GRASS has even more problems, in my opinion. The program itself is very powerful. Unfortunately, the way the program has been developed means that the range of input languages, and even the grammar of each, depends on your operating system as well as the add-ons you use within the program. The website itself does a terrible job of introducing this coding complexity. The user community compounds the problem by doing a terrible job of specifying in their posts what script languages they are using, and on what system it is meant to operate on. In R you can pick a snippet of script and play with it until it works. In GRASS you can't be sure that the example script you find is even runnable on your machine. It's incredibly frustrating unless you have a deep understanding of multiple scripting languages and the GRASS program itself. It is not for the faint of heart and this rabbit hole is deep.

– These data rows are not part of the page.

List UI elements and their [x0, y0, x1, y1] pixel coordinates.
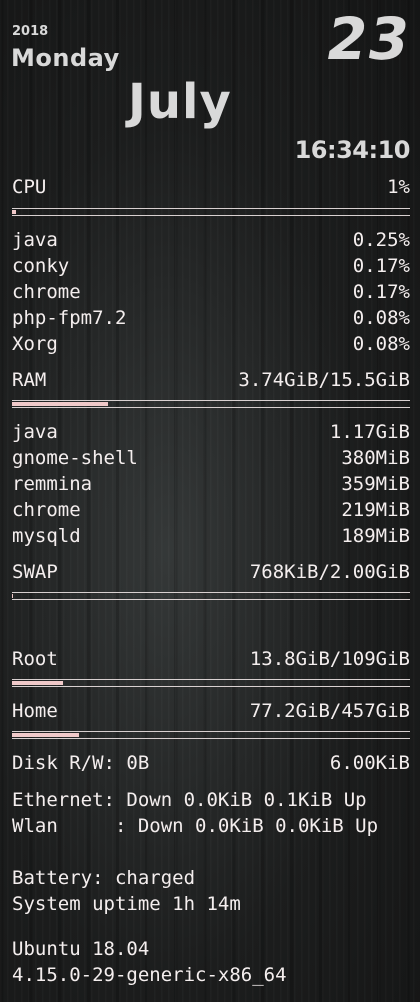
- cpu-label: CPU: [12, 176, 47, 198]
- cpu-process-row: java 0.25%: [12, 227, 410, 253]
- disk-io-label: Disk R/W: 0B: [12, 752, 150, 774]
- swap-usage-bar: [12, 592, 410, 600]
- root-disk-label: Root: [12, 648, 58, 670]
- cpu-usage-bar-fill: [12, 210, 16, 214]
- root-disk-value: 13.8GiB/109GiB: [249, 648, 410, 670]
- ram-usage-bar-fill: [12, 402, 108, 406]
- battery-status: Battery: charged: [12, 867, 196, 889]
- month-label: July: [128, 74, 232, 130]
- ram-usage-bar: [12, 400, 410, 408]
- ram-process-name: mysqld: [12, 525, 81, 547]
- swap-value: 768KiB/2.00GiB: [249, 561, 410, 583]
- swap-label: SWAP: [12, 561, 58, 583]
- disk-io-value: 6.00KiB: [329, 752, 410, 774]
- cpu-value: 1%: [387, 176, 410, 198]
- cpu-process-name: Xorg: [12, 333, 58, 355]
- cpu-usage-bar: [12, 208, 410, 216]
- home-disk-bar-fill: [12, 733, 80, 737]
- home-disk-row: Home 77.2GiB/457GiB: [12, 698, 410, 724]
- weekday-label: Monday: [11, 44, 120, 72]
- system-uptime: System uptime 1h 14m: [12, 893, 241, 915]
- ram-label: RAM: [12, 369, 47, 391]
- ethernet-status: Ethernet: Down 0.0KiB 0.1KiB Up: [12, 789, 367, 811]
- cpu-process-name: conky: [12, 255, 70, 277]
- home-disk-label: Home: [12, 700, 58, 722]
- ram-value: 3.74GiB/15.5GiB: [238, 369, 410, 391]
- ram-process-value: 219MiB: [341, 499, 410, 521]
- ram-process-name: chrome: [12, 499, 81, 521]
- home-disk-bar: [12, 731, 410, 739]
- wlan-status: Wlan : Down 0.0KiB 0.0KiB Up: [12, 815, 379, 837]
- cpu-row: CPU 1%: [12, 174, 410, 200]
- cpu-process-value: 0.25%: [352, 229, 410, 251]
- cpu-process-row: php-fpm7.2 0.08%: [12, 305, 410, 331]
- swap-row: SWAP 768KiB/2.00GiB: [12, 559, 410, 585]
- ram-process-value: 1.17GiB: [329, 421, 410, 443]
- day-number: 23: [321, 5, 416, 73]
- cpu-process-row: conky 0.17%: [12, 253, 410, 279]
- ram-process-name: gnome-shell: [12, 447, 138, 469]
- root-disk-row: Root 13.8GiB/109GiB: [12, 646, 410, 672]
- ram-process-row: java 1.17GiB: [12, 419, 410, 445]
- disk-io-row: Disk R/W: 0B 6.00KiB: [12, 750, 410, 776]
- cpu-process-row: Xorg 0.08%: [12, 331, 410, 357]
- year-label: 2018: [12, 24, 49, 39]
- cpu-process-value: 0.08%: [352, 333, 410, 355]
- ram-process-row: chrome 219MiB: [12, 497, 410, 523]
- ram-process-row: mysqld 189MiB: [12, 523, 410, 549]
- cpu-process-value: 0.17%: [352, 255, 410, 277]
- home-disk-value: 77.2GiB/457GiB: [249, 700, 410, 722]
- cpu-process-value: 0.17%: [352, 281, 410, 303]
- ram-row: RAM 3.74GiB/15.5GiB: [12, 367, 410, 393]
- ram-process-value: 359MiB: [341, 473, 410, 495]
- cpu-process-row: chrome 0.17%: [12, 279, 410, 305]
- os-version: Ubuntu 18.04: [12, 938, 150, 960]
- cpu-process-name: chrome: [12, 281, 81, 303]
- clock-time: 16:34:10: [294, 136, 411, 164]
- ram-process-row: remmina 359MiB: [12, 471, 410, 497]
- cpu-process-name: java: [12, 229, 58, 251]
- ram-process-value: 189MiB: [341, 525, 410, 547]
- ram-process-row: gnome-shell 380MiB: [12, 445, 410, 471]
- ram-process-name: remmina: [12, 473, 93, 495]
- root-disk-bar-fill: [12, 681, 63, 685]
- cpu-process-name: php-fpm7.2: [12, 307, 127, 329]
- ram-process-value: 380MiB: [341, 447, 410, 469]
- root-disk-bar: [12, 679, 410, 687]
- cpu-process-value: 0.08%: [352, 307, 410, 329]
- kernel-version: 4.15.0-29-generic-x86_64: [12, 964, 287, 986]
- ram-process-name: java: [12, 421, 58, 443]
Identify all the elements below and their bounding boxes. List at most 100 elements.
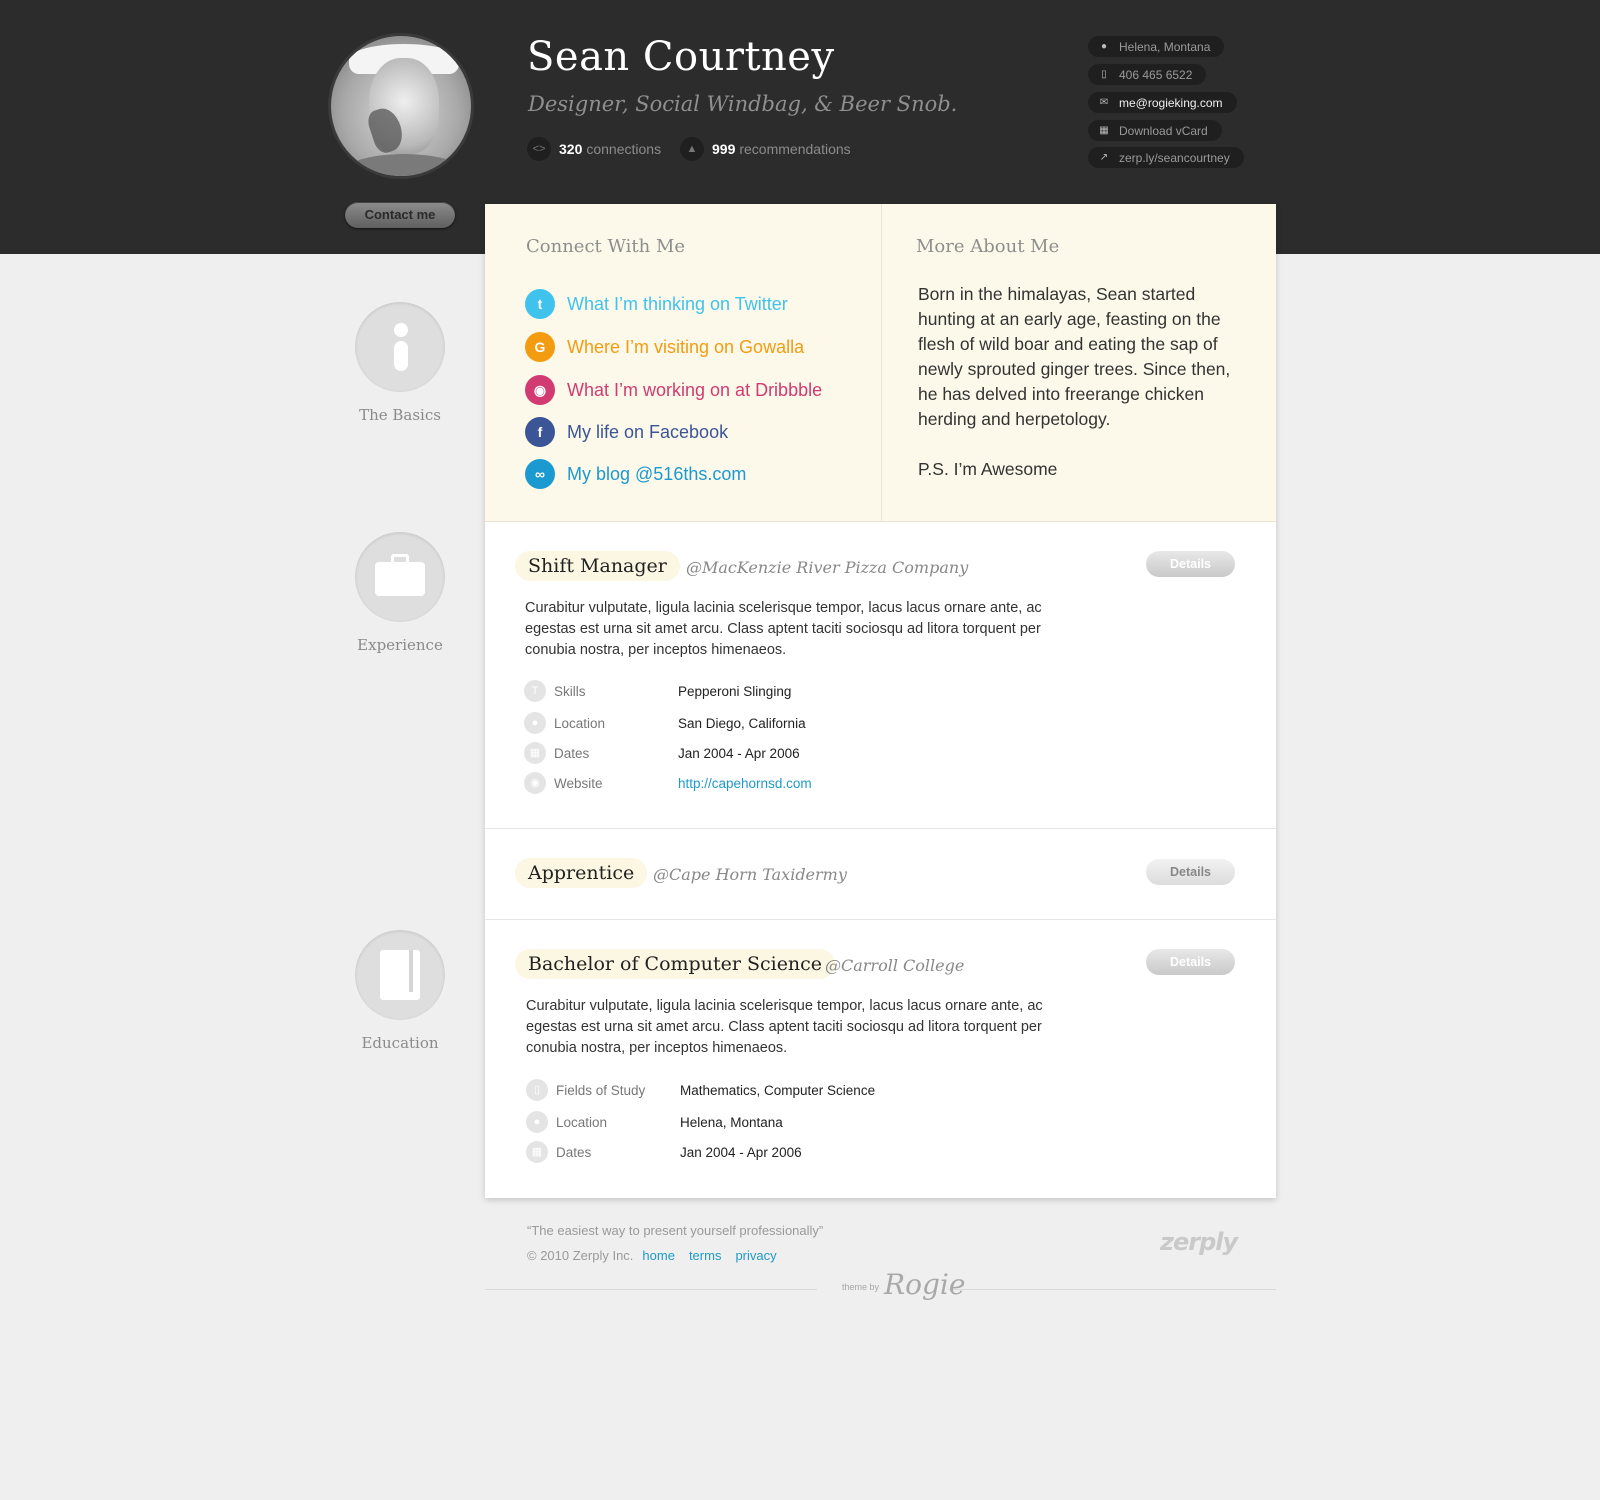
footer-divider-right [948,1289,1276,1290]
dribbble-link-text: What I’m working on at Dribbble [567,379,823,400]
experience-role: Apprentice [515,858,648,888]
detail-label: Location [556,1114,608,1130]
website-link[interactable]: http://capehornsd.com [678,776,812,791]
detail-value: Mathematics, Computer Science [680,1082,876,1098]
experience-org: @MacKenzie River Pizza Company [686,558,969,577]
blog-link-text: My blog @516ths.com [567,463,747,484]
location-pin-icon: ● [1100,41,1108,52]
detail-value: Helena, Montana [680,1114,783,1130]
details-button[interactable]: Details [1146,551,1235,577]
connect-title: Connect With Me [526,236,686,257]
profile-url-text: zerp.ly/seancourtney [1119,150,1230,165]
recommendations-count: 999 [712,141,736,157]
info-location: ● Helena, Montana [1088,36,1225,57]
gowalla-icon: G [525,332,555,362]
recommendations-stat[interactable]: ▲ 999 recommendations [680,137,851,161]
gowalla-link[interactable]: G Where I’m visiting on Gowalla [525,332,804,362]
detail-row-location: ● Location Helena, Montana [526,1111,783,1133]
intro-panel: Connect With Me t What I’m thinking on T… [485,204,1276,522]
detail-value: Jan 2004 - Apr 2006 [680,1144,802,1160]
thumbs-up-icon: ▲ [680,137,704,161]
skills-icon: T [524,680,546,702]
education-description: Curabitur vulputate, ligula lacinia scel… [526,998,1043,1056]
detail-row-skills: T Skills Pepperoni Slinging [524,680,791,702]
designer-signature[interactable]: Rogie [884,1268,965,1301]
education-org: @Carroll College [825,956,965,975]
detail-value: Jan 2004 - Apr 2006 [678,745,800,761]
side-basics: The Basics [355,302,445,424]
intro-divider [881,204,882,522]
detail-row-dates: ▦ Dates Jan 2004 - Apr 2006 [526,1141,802,1163]
about-ps: P.S. I’m Awesome [918,459,1058,479]
experience-description: Curabitur vulputate, ligula lacinia scel… [525,600,1042,658]
external-link-icon: ↗ [1099,152,1109,163]
profile-name: Sean Courtney [527,34,835,80]
connections-stat[interactable]: <> 320 connections [527,137,661,161]
globe-icon: ◉ [524,772,546,794]
recommendations-label: recommendations [739,141,851,157]
details-button[interactable]: Details [1146,949,1235,975]
detail-value: San Diego, California [678,715,806,731]
side-education-label: Education [361,1034,439,1052]
footer-quote: “The easiest way to present yourself pro… [527,1223,824,1238]
detail-label: Skills [554,683,586,699]
twitter-icon: t [525,289,555,319]
footer-link-terms[interactable]: terms [689,1248,722,1263]
education-degree: Bachelor of Computer Science [515,949,836,979]
facebook-link-text: My life on Facebook [567,421,729,442]
info-phone[interactable]: ▯ 406 465 6522 [1088,64,1207,85]
experience-org: @Cape Horn Taxidermy [653,865,847,884]
shirt-shape [341,154,467,176]
profile-card: Connect With Me t What I’m thinking on T… [485,204,1276,1198]
twitter-link-text: What I’m thinking on Twitter [567,293,788,314]
side-experience-label: Experience [357,636,443,654]
info-email-text: me@rogieking.com [1119,95,1223,110]
gowalla-link-text: Where I’m visiting on Gowalla [567,336,805,357]
detail-row-website: ◉ Website http://capehornsd.com [524,772,812,794]
info-email[interactable]: ✉ me@rogieking.com [1088,92,1237,113]
detail-row-dates: ▦ Dates Jan 2004 - Apr 2006 [524,742,800,764]
facebook-link[interactable]: f My life on Facebook [525,417,728,447]
detail-value: Pepperoni Slinging [678,683,792,699]
detail-row-location: ● Location San Diego, California [524,712,806,734]
contact-me-button[interactable]: Contact me [345,202,455,228]
detail-label: Dates [556,1144,592,1160]
detail-label: Website [554,775,603,791]
theme-by-label: theme by [842,1282,880,1292]
detail-row-fields: ▯ Fields of Study Mathematics, Computer … [526,1079,875,1101]
download-vcard-text: Download vCard [1119,123,1208,138]
info-icon [355,302,445,392]
mail-icon: ✉ [1099,97,1109,108]
location-pin-icon: ● [524,712,546,734]
briefcase-icon [355,532,445,622]
connections-label: connections [586,141,662,157]
zerply-logo[interactable]: zerply [1160,1228,1238,1256]
footer-link-privacy[interactable]: privacy [735,1248,776,1263]
about-paragraph: Born in the himalayas, Sean started hunt… [918,284,1231,429]
profile-tagline: Designer, Social Windbag, & Beer Snob. [528,92,958,116]
calendar-icon: ▦ [524,742,546,764]
profile-url-link[interactable]: ↗ zerp.ly/seancourtney [1088,147,1244,168]
side-experience: Experience [355,532,445,654]
details-button[interactable]: Details [1146,859,1235,885]
about-text: Born in the himalayas, Sean started hunt… [918,282,1248,507]
book-icon: ▯ [526,1079,548,1101]
calendar-icon: ▦ [526,1141,548,1163]
experience-entry: Shift Manager @MacKenzie River Pizza Com… [485,522,1276,829]
connections-count: 320 [559,141,583,157]
footer-link-home[interactable]: home [642,1248,675,1263]
location-pin-icon: ● [526,1111,548,1133]
download-vcard-link[interactable]: ▦ Download vCard [1088,120,1222,141]
link-icon: ∞ [525,459,555,489]
blog-link[interactable]: ∞ My blog @516ths.com [525,459,746,489]
copyright-text: © 2010 Zerply Inc. [527,1248,634,1263]
facebook-icon: f [525,417,555,447]
education-entry: Bachelor of Computer Science @Carroll Co… [485,920,1276,1198]
info-phone-text: 406 465 6522 [1119,67,1193,82]
connections-icon: <> [527,137,551,161]
footer-copyright: © 2010 Zerply Inc. home terms privacy [527,1248,782,1263]
vcard-icon: ▦ [1099,125,1109,136]
twitter-link[interactable]: t What I’m thinking on Twitter [525,289,788,319]
dribbble-link[interactable]: ◉ What I’m working on at Dribbble [525,375,822,405]
detail-label: Location [554,715,606,731]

So, if you are a poor graduate student looking at the money you could save using an open source GIS package here is my advice. If you are just doing fairly basic vector editing, overlay type analysis, or basic raster analysis then install QGIS and you won't be disappointed. If you need to do quite a bit of work with rasters, watershed analysis, or other terrain based analysis then GRASS will do the job. But, remember that neither of these packages do more complex analyses easily because you will need to script anything that requires repeated analysis of different features across a map. Some of this probably isn't hard if you have a background in Python. If you don't already have that background, and sometimes even if you do, then expect to spend a lot of time learning from mistakes and trying to piece together information from cryptic message board posts. I think the future is bright for open source GIS and in a few years I expect it will be very user friendly. Until then it isn't for everyone.